権力を握った者たちが、意に沿わない個人に対してすさまじい暴力を振るう状況になったら、どう生き延びたらいいだろう。内面の自由をどう守ればいいだろうか?

白バラなどの抵抗運動や戸坂潤、大杉栄らいろいろな生涯に思いをはせ、できることならば堂々と胸を張り、顔を上げ、ひるまず、屈さずにいたいのだけれど、実際は事態が深刻になったら(いやそうなる前にさっさと)、そんな態度はかなぐり捨て、すたこら逃げ出すだろう(自信がある)。暴力を振るうぞと脅されたらたちまち震えるし、見苦しくへらへら愛想笑いし、とぼけるだろう。自分は弱いのだから。

1640年、ポルトガルのイエズス会に日本から手紙が届く。高名なフェレイラ宣教師が幕府のキリシタン弾圧に屈し、信仰を捨てたという。弟子のロドリゴ神父たちは信じられず、事実を確かめに日本へ向かう--。

マーティン・スコセッシ監督は、遠藤周作の小説「沈黙」を読み、28年前に映画化を決意したのだそうだ。育ったニューヨークの街は犯罪者が多くいた。作品パンフによると「たくさんの善人が悪いことをするのを見てきた」監督は罪の償いについて考え続けていて、この小説に出合った。

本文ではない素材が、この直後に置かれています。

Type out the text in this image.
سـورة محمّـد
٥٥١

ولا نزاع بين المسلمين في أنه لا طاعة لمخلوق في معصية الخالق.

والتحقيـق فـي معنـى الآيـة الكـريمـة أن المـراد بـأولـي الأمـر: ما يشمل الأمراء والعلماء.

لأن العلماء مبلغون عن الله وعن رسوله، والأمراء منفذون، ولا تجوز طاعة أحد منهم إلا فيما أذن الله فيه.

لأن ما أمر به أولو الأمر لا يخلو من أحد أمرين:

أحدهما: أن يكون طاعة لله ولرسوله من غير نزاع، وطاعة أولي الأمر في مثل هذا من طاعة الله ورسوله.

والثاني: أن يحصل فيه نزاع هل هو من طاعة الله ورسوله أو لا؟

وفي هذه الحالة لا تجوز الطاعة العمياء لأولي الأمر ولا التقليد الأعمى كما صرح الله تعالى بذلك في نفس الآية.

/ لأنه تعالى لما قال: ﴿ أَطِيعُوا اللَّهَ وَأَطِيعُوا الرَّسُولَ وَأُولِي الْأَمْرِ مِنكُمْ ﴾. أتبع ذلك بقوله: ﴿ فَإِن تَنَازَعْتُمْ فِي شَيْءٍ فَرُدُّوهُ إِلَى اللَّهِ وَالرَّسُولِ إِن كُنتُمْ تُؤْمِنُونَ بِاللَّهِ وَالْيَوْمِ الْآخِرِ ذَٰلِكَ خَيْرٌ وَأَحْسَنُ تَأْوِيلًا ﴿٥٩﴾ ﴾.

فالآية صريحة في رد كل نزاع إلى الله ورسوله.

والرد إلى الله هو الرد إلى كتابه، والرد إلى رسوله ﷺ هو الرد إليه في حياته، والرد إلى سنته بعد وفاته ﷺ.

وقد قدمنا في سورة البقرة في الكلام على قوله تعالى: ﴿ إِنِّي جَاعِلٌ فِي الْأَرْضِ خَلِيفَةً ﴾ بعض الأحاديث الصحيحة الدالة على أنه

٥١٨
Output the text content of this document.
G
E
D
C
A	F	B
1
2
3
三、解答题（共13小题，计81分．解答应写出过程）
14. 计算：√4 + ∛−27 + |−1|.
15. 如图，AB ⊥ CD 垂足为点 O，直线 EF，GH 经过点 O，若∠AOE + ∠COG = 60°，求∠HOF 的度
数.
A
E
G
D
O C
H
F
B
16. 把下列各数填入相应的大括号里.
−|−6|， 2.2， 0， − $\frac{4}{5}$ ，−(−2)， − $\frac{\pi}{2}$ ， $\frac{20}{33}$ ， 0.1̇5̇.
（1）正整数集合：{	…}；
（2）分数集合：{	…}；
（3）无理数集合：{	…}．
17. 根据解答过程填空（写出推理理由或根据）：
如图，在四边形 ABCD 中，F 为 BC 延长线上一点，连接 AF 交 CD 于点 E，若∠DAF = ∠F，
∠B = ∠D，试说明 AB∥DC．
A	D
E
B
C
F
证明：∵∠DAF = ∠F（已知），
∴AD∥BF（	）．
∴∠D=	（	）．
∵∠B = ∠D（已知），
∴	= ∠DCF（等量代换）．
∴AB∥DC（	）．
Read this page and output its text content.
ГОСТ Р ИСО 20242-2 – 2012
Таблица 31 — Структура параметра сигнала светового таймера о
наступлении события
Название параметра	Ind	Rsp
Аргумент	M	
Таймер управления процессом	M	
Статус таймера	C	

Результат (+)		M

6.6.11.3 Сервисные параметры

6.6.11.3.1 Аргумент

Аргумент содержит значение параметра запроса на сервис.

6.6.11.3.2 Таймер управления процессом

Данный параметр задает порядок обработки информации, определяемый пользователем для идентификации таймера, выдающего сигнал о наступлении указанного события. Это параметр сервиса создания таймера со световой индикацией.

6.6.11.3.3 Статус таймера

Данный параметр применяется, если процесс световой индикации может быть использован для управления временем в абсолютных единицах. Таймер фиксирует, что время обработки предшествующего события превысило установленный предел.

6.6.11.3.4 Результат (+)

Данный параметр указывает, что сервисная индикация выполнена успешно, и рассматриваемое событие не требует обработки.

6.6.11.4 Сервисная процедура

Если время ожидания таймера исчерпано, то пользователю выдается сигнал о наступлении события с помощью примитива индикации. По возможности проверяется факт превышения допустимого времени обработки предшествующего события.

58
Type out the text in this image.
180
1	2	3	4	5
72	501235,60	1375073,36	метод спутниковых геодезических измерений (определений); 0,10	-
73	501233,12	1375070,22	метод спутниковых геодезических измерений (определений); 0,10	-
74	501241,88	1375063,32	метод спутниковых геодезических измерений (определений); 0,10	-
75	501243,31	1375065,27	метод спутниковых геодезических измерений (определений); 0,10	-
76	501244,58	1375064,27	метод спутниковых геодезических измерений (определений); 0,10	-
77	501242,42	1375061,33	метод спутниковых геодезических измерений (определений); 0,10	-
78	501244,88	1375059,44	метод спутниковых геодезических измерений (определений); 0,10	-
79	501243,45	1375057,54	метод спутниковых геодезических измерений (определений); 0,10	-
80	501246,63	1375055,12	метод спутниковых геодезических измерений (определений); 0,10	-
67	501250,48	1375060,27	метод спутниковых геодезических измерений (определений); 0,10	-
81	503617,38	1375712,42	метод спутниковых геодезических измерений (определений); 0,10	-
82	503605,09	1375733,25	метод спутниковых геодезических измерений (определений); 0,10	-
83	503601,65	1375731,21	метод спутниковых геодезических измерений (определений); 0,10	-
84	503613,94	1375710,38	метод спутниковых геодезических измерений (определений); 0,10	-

時間をかけて完成させた今「この時代の、この世界においてこそ、作られねばならなかった」と語っている。

捕らわれたロドリゴの目の前で、信徒たちは拷問され、海に沈められ、首をはねられる。ロドリゴは苦悶(くもん)し、錯乱しながらも棄教に応じない。信仰を貫く一点こそが、地獄のような状況に耐える唯一のよりどころだったからだ。(それにしても現在の「IS」の残虐行為とともに、首をはねる行為が江戸期だけでなく、植民地支配や戦争の時期を含めて身近にあったことを思わずにいられない)

ロドリゴの前には、踏み絵に応じ、仲間を裏切る信徒キチジローが現れては消える。裏切りへの許しを請われ、ロドリゴは内心で軽蔑しながらも、受容することを繰り返す。すさまじい拷問よりも、その受容が彼にとっては難しい試練になっていく。弱い者の場所はどこにあるのか。この世の中で--。そうキチジローに問われて苦しむロドリゴ。弱さを受け入れ、自分が抱いてきた信仰のあり方と折り合いをつけられるのか。緊迫した状況がラストまで続く。TOHOシネマズ高知で上映中。